Three Awesome Indy Motorcycle Movies
The advent of inexpensive, high quality, lightweight video equipment like the Canon and Nikon lines of 1080p cameras and the GoProHD has spurred a renaissance in motorcycle movie production. Couple that with the built-in promotional machine that is the Internet, and you have the formula for independent movie production on a massive and highly democratic scale.
Riders, bike builders and artists are no longer dependent on the production infrastructure that once held movie makers back and left them swinging in the breeze while praying for funds.
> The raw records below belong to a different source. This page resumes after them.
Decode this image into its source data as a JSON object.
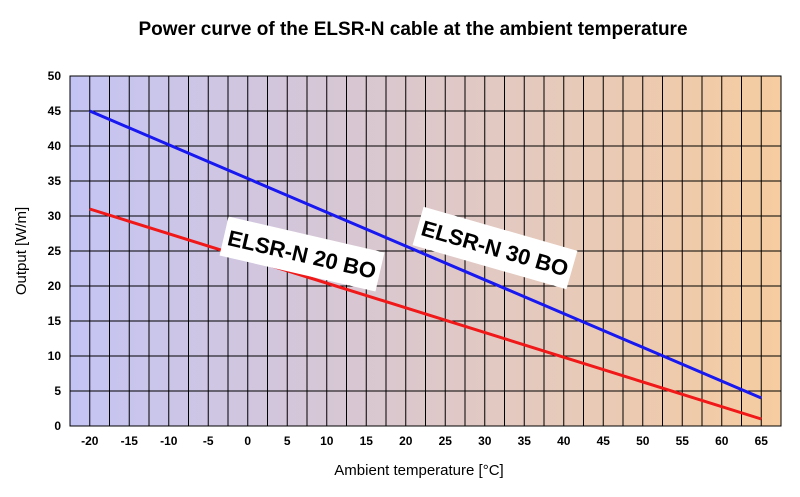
{
  "chart_data": {
    "type": "line",
    "title": "Power curve of the ELSR-N cable at the ambient temperature",
    "xlabel": "Ambient temperature   [°C]",
    "ylabel": "Output   [W/m]",
    "xlim": [
      -22.5,
      67.5
    ],
    "ylim": [
      0,
      50
    ],
    "xticks": [
      -20,
      -15,
      -10,
      -5,
      0,
      5,
      10,
      15,
      20,
      25,
      30,
      35,
      40,
      45,
      50,
      55,
      60,
      65
    ],
    "yticks": [
      0,
      5,
      10,
      15,
      20,
      25,
      30,
      35,
      40,
      45,
      50
    ],
    "grid": true,
    "legend": "none",
    "background": {
      "gradient_from": "#c4c4f4",
      "gradient_to": "#f6cca0"
    },
    "series": [
      {
        "name": "ELSR-N 30 BO",
        "color": "#1818f0",
        "x": [
          -20,
          65
        ],
        "y": [
          45,
          4
        ]
      },
      {
        "name": "ELSR-N 20 BO",
        "color": "#f01818",
        "x": [
          -20,
          65
        ],
        "y": [
          31,
          1
        ]
      }
    ],
    "annotations": [
      {
        "text": "ELSR-N 20 BO",
        "series": "ELSR-N 20 BO"
      },
      {
        "text": "ELSR-N 30 BO",
        "series": "ELSR-N 30 BO"
      }
    ]
  }
}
Directors can now put together proof-of-concept pieces to help them generate budgets or just help defray the cost of beer and gasoline as they make their masterpieces.
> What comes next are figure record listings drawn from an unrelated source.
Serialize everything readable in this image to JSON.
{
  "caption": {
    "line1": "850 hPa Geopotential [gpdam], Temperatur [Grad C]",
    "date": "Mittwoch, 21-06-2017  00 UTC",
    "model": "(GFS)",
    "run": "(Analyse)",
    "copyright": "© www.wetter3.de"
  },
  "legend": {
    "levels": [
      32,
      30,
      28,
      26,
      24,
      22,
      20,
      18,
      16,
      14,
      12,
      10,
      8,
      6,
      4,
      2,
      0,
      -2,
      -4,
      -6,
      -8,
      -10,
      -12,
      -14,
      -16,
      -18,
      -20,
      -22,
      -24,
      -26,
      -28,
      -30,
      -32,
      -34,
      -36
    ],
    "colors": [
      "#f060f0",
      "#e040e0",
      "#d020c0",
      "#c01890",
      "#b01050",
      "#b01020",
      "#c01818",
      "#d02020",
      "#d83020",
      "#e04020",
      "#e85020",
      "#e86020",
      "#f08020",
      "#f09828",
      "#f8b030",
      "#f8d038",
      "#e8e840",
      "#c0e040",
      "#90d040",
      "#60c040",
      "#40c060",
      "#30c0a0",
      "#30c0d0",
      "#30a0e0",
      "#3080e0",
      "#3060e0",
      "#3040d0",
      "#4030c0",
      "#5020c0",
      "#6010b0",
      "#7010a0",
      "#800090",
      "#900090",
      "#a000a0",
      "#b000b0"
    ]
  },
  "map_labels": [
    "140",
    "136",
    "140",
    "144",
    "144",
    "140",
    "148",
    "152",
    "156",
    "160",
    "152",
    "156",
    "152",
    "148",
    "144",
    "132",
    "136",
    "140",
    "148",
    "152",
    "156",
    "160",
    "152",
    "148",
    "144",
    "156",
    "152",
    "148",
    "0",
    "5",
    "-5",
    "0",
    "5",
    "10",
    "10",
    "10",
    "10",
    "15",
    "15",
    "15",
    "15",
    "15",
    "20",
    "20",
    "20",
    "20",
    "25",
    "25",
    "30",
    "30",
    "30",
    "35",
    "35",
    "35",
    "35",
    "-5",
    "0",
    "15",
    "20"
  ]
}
You may not find all these works particularly professional or engaging, but you should at least admire the amount of hard work, creativity and tender loving care that went into the production of these highly entertaining and ambitious productions.
Suddenly, anyone with a few hundred dollars and time on their hands can make the motorcycle movie of their dreams, and as the technology falls in price movie makers continue to share their post production wizardry, the techniques which go into making the small motorcycle movies will be disseminated to the masses yearning to ride free, and as they are, the production values and professionalism of the output will head straight through the roof.
Scott Toepfer started a photo journal project, “It’s Better in the Wind,” which has since become a series of movies about motorcycles and riding life.
The second film, and it’s a work in progress looking for investors, is directed and shot by DeVaughn Hughson and edited by Gabe Moscovitz and purports to be and insider’s look at the hardcore lifestyle, one-percenter lifestyle of the men who make up the oldest all black motorcycle club in America.
Outcast Forever calls itself a “backseat ride into the world of these self-proclaimed outlaw bikers, the close brotherhood and the wild lifestyle of an Outcast member.”
The Outcast Motorcycle Club was originally formed in November of 1969 in Detroit, Michigan on Woodrow Wilson Boulevard when men put together an all Black male Motorcycle Club.
Last but not least, a group of Frenchmen put together Riding September, a tone poem to those who love to ride and wrench on their machines and see the world from the saddle of a motorcycle.